Les KPIs prioritaires couvrent trois dimensions : le volume de partages anonymes ou externes actifs, le nombre d'accès accordés à des personnes qui ont quitté l'organisation ou dont le besoin est échu, et la proportion d'espaces Teams/SharePoint sans propriétaire identifié. Ces indicateurs permettent de prioriser les zones d'action et de mesurer l'évolution du tenant dans le temps.

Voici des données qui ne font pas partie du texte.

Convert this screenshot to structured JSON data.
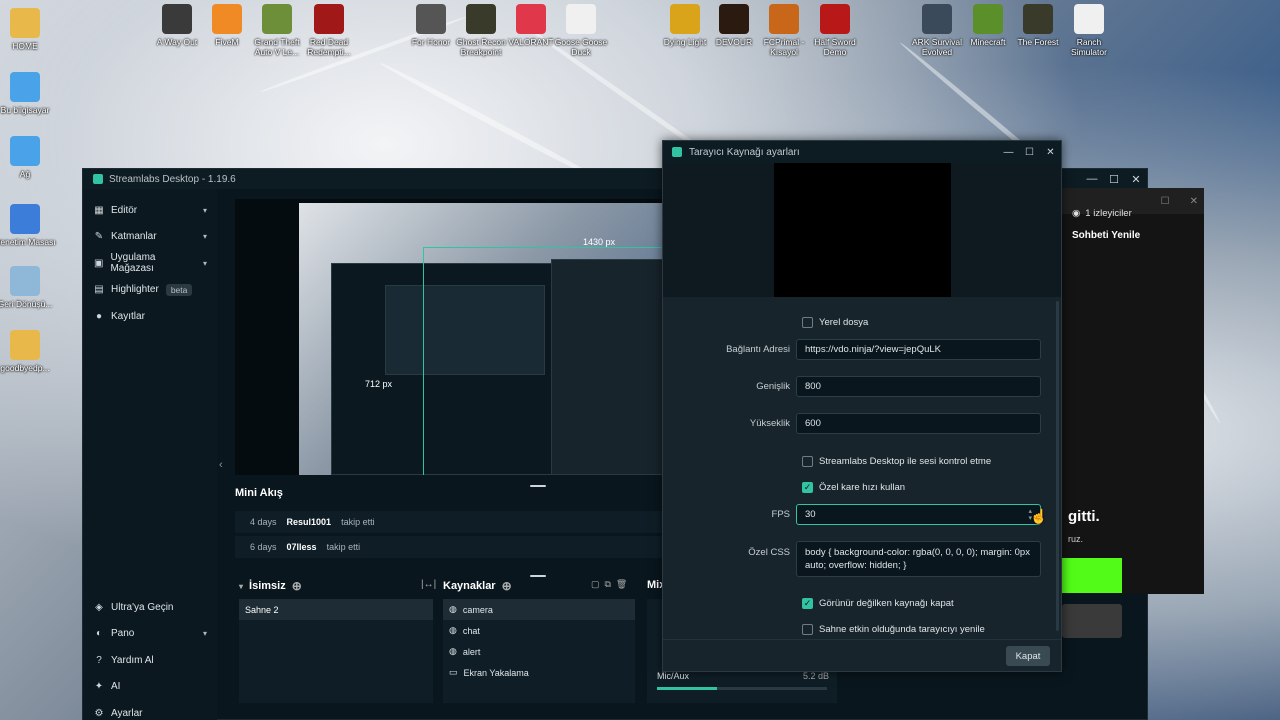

Par quoi commencer quand on audite un tenant M365 pour la première fois ?
Commencer par les trois catégories à impact immédiat : partages anonymes actifs (accès non traçables), comptes externes inactifs (accès persistants après fin de collaboration), et espaces sans propriétaire (zones sans responsabilité identifiée). Ces trois points révèlent rapidement les populations concernées et les processus défaillants, et constituent le socle des KPIs à suivre dans le temps.

Quelle différence entre cette checklist et un audit DETOX complet ?
La checklist donne une estimation rapide et déclarative, basée sur la connaissance que vous avez de votre environnement. L'audit DETOX scanne réellement le tenant et produit des chiffres exacts sur les partages, accès et permissions à risque.

Combien de temps faut-il pour auditer les partages d'un tenant M365 ?
La checklist se remplit en quelques minutes pour obtenir une première estimation. Un audit complet du tenant, comme la phase de diagnostic du dispositif DETOX, prend généralement deux semaines pour produire une cartographie précise de l'exposition réelle.

Faut-il bloquer tous les liens de partage anonymes sur Microsoft 365 ?
Non, bloquer entièrement les liens anonymes peut freiner des usages légitimes de collaboration externe. La bonne pratique consiste à les limiter et à leur appliquer une date d'expiration, plutôt qu'à les interdire totalement.